EVER WONDER WHY THE RICH GET RICHER AND THE POOR GET POORER?
![]() |
Photo by RDNE Stock project: www.pexels.com |
Have you ever wondered why the rich get richer and the poor get poorer? Dulu, saat membaca buku-buku dengan tema serupa, gue membacanya sepintas lalu saja. Yang awalnya niat untuk belajar dan mengetahui mengapa hal itu terjadi, berubah menjadi malas untuk melanjutkan membaca. Sekarang baru gue sadar mengapa gue malas melanjutkannya. Itu karena gue merasa dihakimi.
***
Rumah teman masa kecil gue itu sebetulnya begitu strategis untuk perekonomian.
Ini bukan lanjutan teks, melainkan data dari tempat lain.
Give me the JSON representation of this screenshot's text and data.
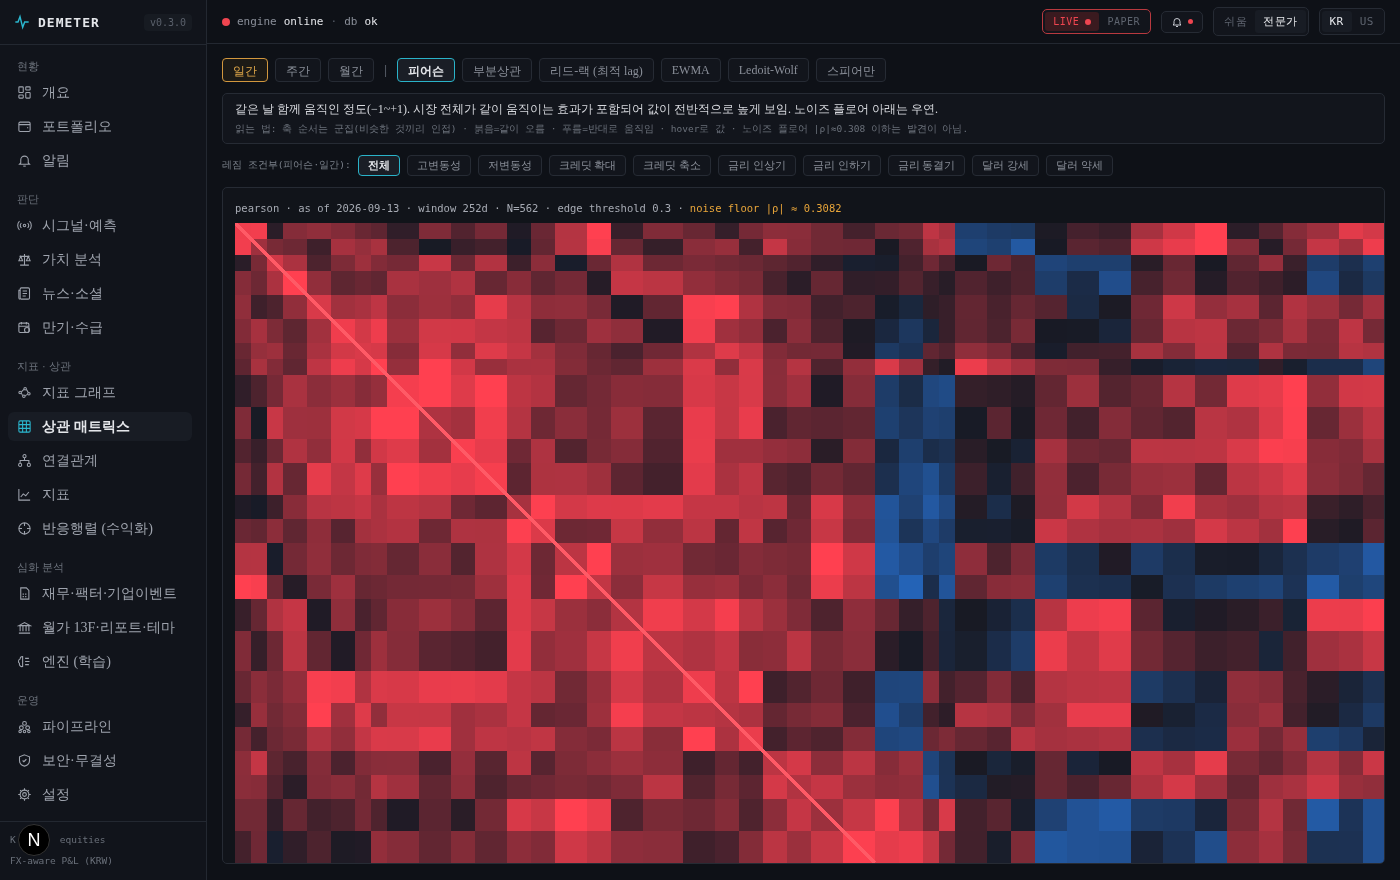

Letaknya persis di dekat sebuah taman kecil di kota itu tempat orang-orang berolahraga dan anak-anak kecil bermain jungkat-jungkit, ayunan dan perosotan. Dan sebagaimana yang kita kenal di negara kita, di mana ada keramaian, di situ pasti ada peluang bisnis.
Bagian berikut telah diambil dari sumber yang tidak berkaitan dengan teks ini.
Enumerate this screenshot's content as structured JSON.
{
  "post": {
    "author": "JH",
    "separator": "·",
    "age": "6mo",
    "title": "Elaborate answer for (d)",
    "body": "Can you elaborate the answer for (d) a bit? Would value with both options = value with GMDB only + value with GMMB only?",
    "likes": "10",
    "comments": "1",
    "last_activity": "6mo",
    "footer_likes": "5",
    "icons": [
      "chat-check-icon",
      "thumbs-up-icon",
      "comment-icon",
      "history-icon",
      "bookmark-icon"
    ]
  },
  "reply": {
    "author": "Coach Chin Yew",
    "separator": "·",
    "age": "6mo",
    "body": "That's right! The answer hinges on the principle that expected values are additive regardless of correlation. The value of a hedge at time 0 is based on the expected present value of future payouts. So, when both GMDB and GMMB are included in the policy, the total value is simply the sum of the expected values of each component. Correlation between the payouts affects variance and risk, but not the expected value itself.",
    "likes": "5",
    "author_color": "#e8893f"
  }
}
Taman kota yang indah itu pun ramai didatangi penjual, which most of the time means sampah yang berserakan di mana-mana. Untungnya ada sedikit jarak dari tempat keramaian itu dengan kediaman teman gue, sehingga hal-hal yang kurang nyaman tersebut tidak langsung berpengaruh.
Rasanya sangat santai duduk di teras rumah itu pada sore hari. Udara semilir dengan langit cerah dan mata yang dimanjakan dengan berbagai tanaman dan bunga di pekarangan membuat suasana begitu rileks, apalagi ditemani dengan camilan dan secangkir teh hangat.
Baca juga: A Morning Thought
Sayangnya pemandangan yang begitu meditatif itu sekejap hilang saat gue masuk ke dalam rumahnya. Ada banyak barang tergeletak di setiap jengkal ruang tamu, termasuk kotak-kotak paket ekspedisi yang belum dibuka. Sofa juga penuh dengan perintilan barang-barang dengan kain-kain hijab yang telah disetrika rapi secara bertumpukkan dibentangkan di sandaran sofa.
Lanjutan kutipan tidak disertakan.